Utilizando 60 horas de gravação de imagem, e 150 horas de áudio, o diretor vencedor do Oscar por O Senhor dos Anéis – O retorno do rei (2003) converteu tudo em quase oito horas de material para a minissérie. Peter Jackson utiliza fotos e licença poéticas, quando apenas ouvimos os áudios. Também temos que dar méritos a toda equipe de montagem composta por Graham Gilding, Peter Hollywood, Tony Lenny e Jabez Olssen, que jamais deixa o documentário maçante.

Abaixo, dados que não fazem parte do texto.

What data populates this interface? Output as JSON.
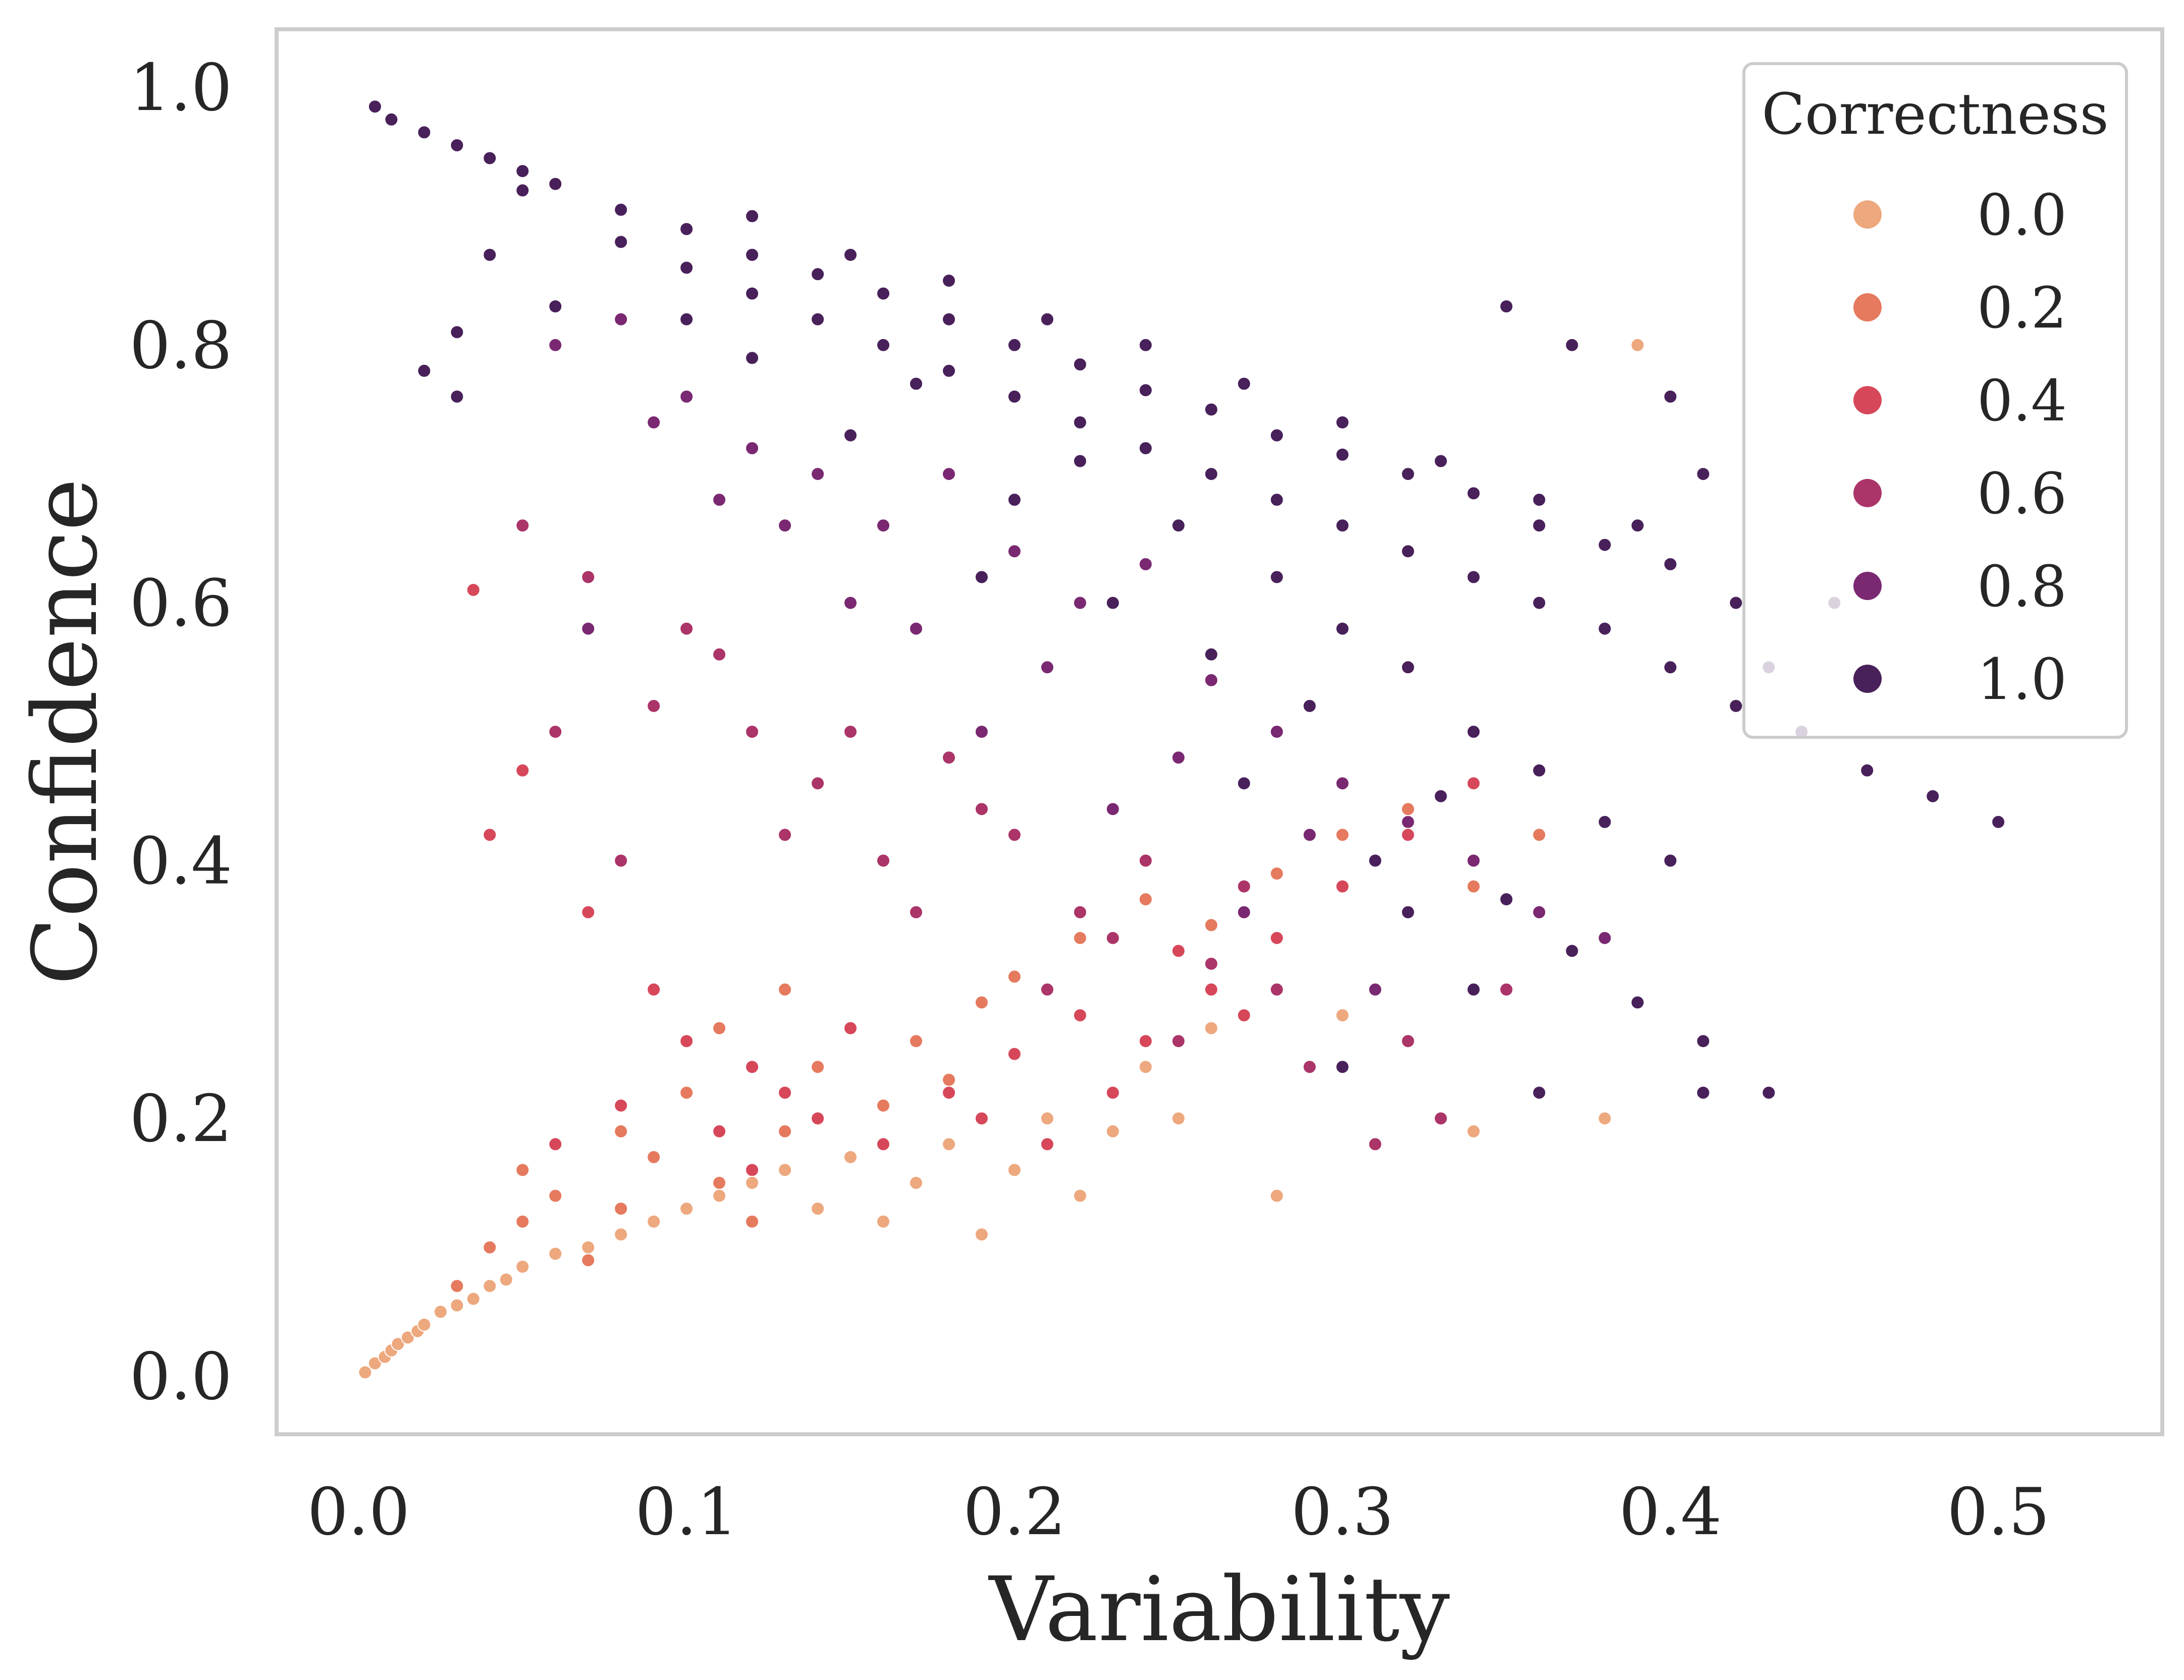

Se o realizador conseguiu transpôs as telonas a obra de J.R.R. Tolkien na Trilogia do Senhor do Anéis (esqueçamos a trilogia do Hobbit), revolucionando e criando a maior obra de fantasia da história do cinema, aqui Jackson mexe com outros “seres mitológicos”, porém humanizando tais figuras. No final, comprova e desconstrói até então alguns mitos que rodeiam a banda, como como funcionava o processo criativo, as intrigas, ou feridas ainda abertas, a união, e claro, conversas triviais. Tudo está registrado, com um ar de verdade de como nós estivéssemos lá. Como uma grande viagem no tempo até o mês de janeiro de 1969. Eu não me recordo de nenhum outro documentário (ou série documental) tão completa na História que tenha feito isso.
O episódio 1-7 abre com um breve resumo da história da banda, da criação até o projeto Get Back. John Lennon, Paul McCartney, George Harrison e Ringo Starr, são apresentados sem nenhuma máscara a nós. No “Twickenham Film Studio” (impróprio para gravar músicas devidas à acústica), o quarteto se reúne. Logo a timidez perante as câmeras desaparece, juntamente com o crescimento do desespero de não conseguirem cumprir o prazo.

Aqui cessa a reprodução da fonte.